BACKGROUND AND OBJECTIVES
Endovascular treatment of cerebral aneurysms has tremendously advanced over the past decades. Nevertheless, aneurysm residual and recurrence remain challenges after embolization. The objective of this study was to elucidate the portion of embolized aneurysms requiring open surgery and evaluate whether newer endovascular treatments have changed the need for open surgery after failed embolization.
METHODS
All 15 cerebrovascular centers in Austria and the Czech Republic provided overall aneurysm treatment frequency data and retrospectively reviewed consecutive cerebral aneurysms treated with open surgical treatment after failure of embolization from 2000 to 2022. All endovascular modalities were included.
RESULTS
On average, 1362 aneurysms were treated annually in the 2 countries. The incidence increased from 0.006% in 2005 to 0.008% in 2020 in the overall population. Open surgery after failed endovascular intervention was necessary in 128 aneurysms (0.8%), a proportion that remained constant over time. Subarachnoid hemorrhage was the initial presentation in 70.3% of aneurysms.

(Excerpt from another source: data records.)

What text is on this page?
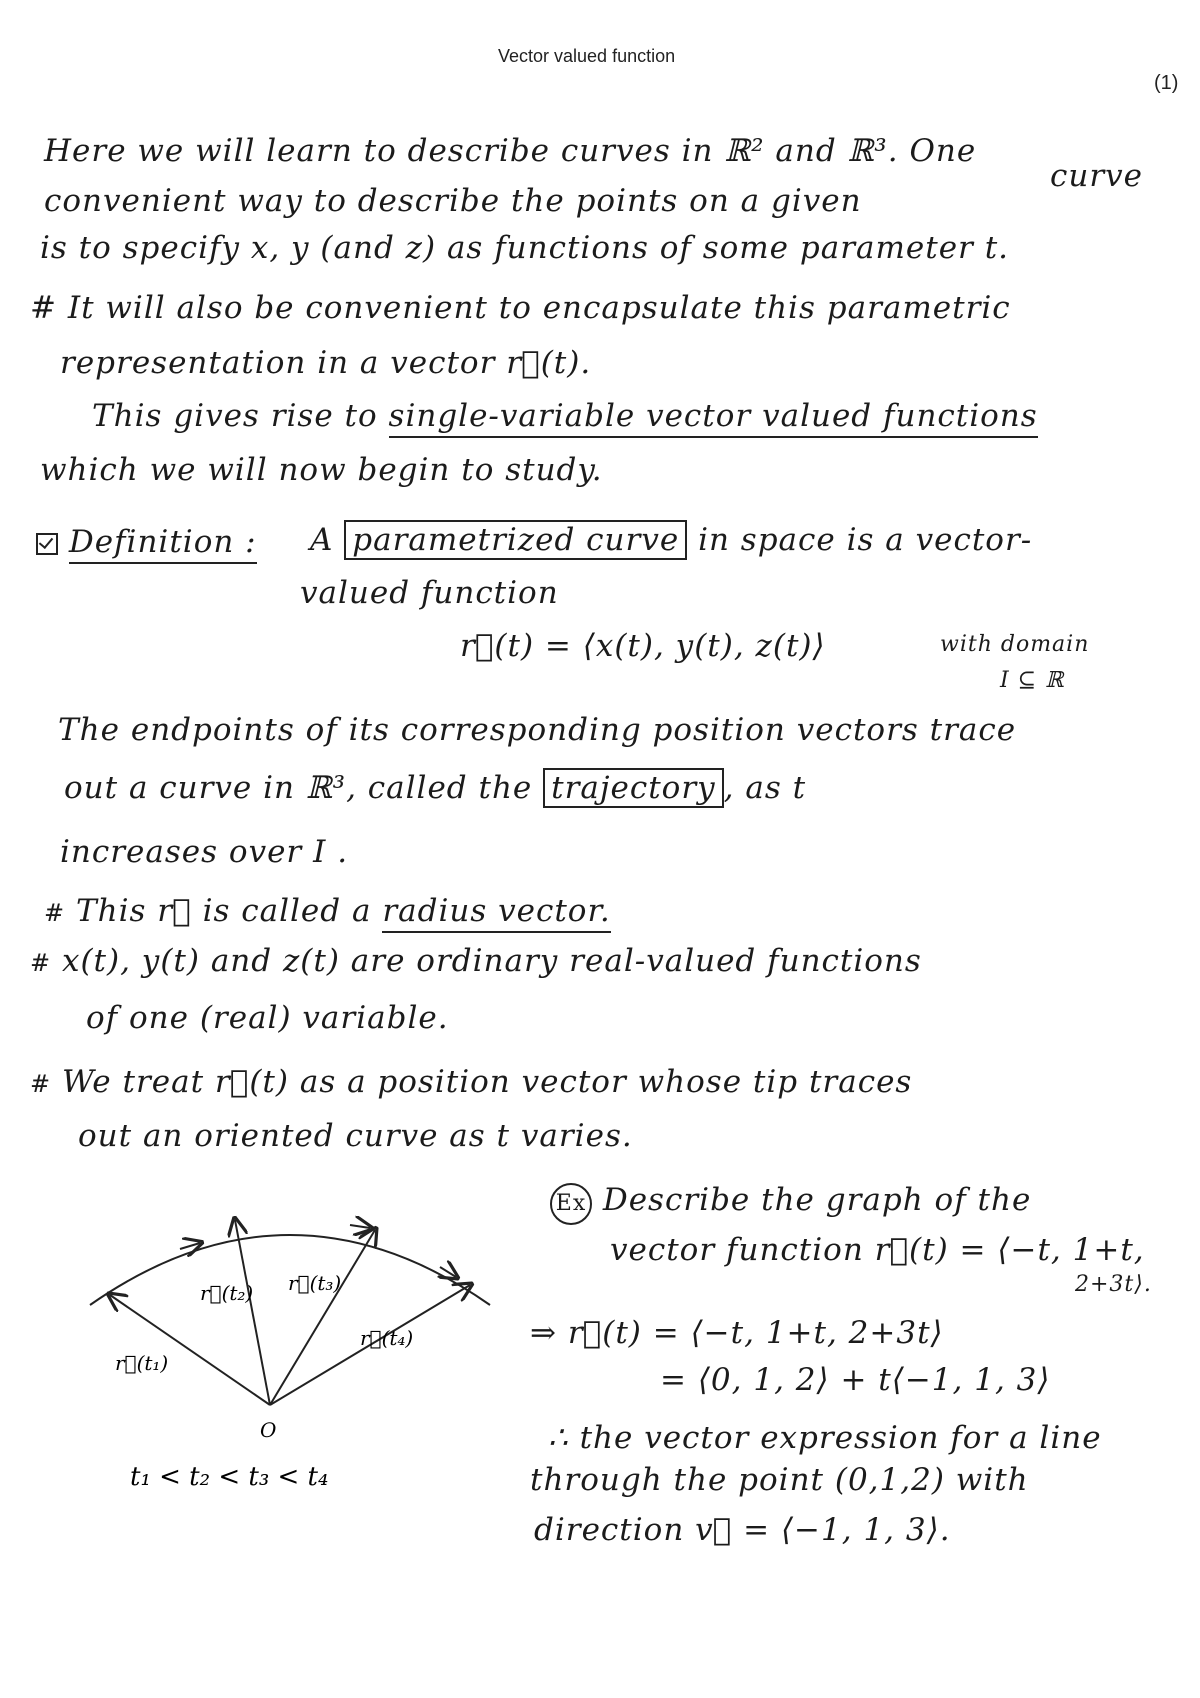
Vector valued function
(1)
Here we will learn to describe curves in ℝ² and ℝ³. One
curve
convenient way to describe the points on a given
is to specify x, y (and z) as functions of some parameter t.
# It will also be convenient to encapsulate this parametric
representation in a vector r⃗(t).
This gives rise to single-variable vector valued functions
which we will now begin to study.
Definition : A parametrized curve in space is a vector-
valued function
r⃗(t) = ⟨x(t), y(t), z(t)⟩	with domain
I ⊆ ℝ
The endpoints of its corresponding position vectors trace
out a curve in ℝ³, called the trajectory , as t
increases over I .
# This r⃗ is called a radius vector.
# x(t), y(t) and z(t) are ordinary real-valued functions
of one (real) variable.
# We treat r⃗(t) as a position vector whose tip traces
out an oriented curve as t varies.
r⃗(t₁)
r⃗(t₂) r⃗(t₃)
r⃗(t₄)
O
t₁ < t₂ < t₃ < t₄
Ex Describe the graph of the
vector function r⃗(t) = ⟨−t, 1+t,
2+3t⟩.
⇒ r⃗(t) = ⟨−t, 1+t, 2+3t⟩
= ⟨0, 1, 2⟩ + t⟨−1, 1, 3⟩
∴ the vector expression for a line
through the point (0,1,2) with
direction v⃗ = ⟨−1, 1, 3⟩.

The most common location was the anterior communicating artery region (40.6%), followed by the middle cerebral artery (25.0%). The median diameter was 6 mm (2-32). Initial endovascular treatment included coiling (107 aneurysms), balloon-assist (10), stent-assist (4), intrasaccular device (3), flow diversion (2), and others (2). Complete occlusion after initial embolization was recorded in 40.6%. Seventy-one percent of aneurysms were operated within 3 years after embolization. In 7%, the indication for surgery was (re-)rupture and, in 88.3%, reperfusion. Device removal was performed in 16.4%. Symptomatic intraoperative and postoperative complications occurred in 10.2%. Complete aneurysm occlusion after open surgery was achieved in 94%.
CONCLUSION
Open surgery remains a rare indication for cerebral aneurysms after failed endovascular embolization even in the age of novel endovascular technology, such as flow diverters and intrasaccular devices. Regardless, it is mostly performed for ruptured aneurysms initially treated with primary coiling that are in the anterior circulation.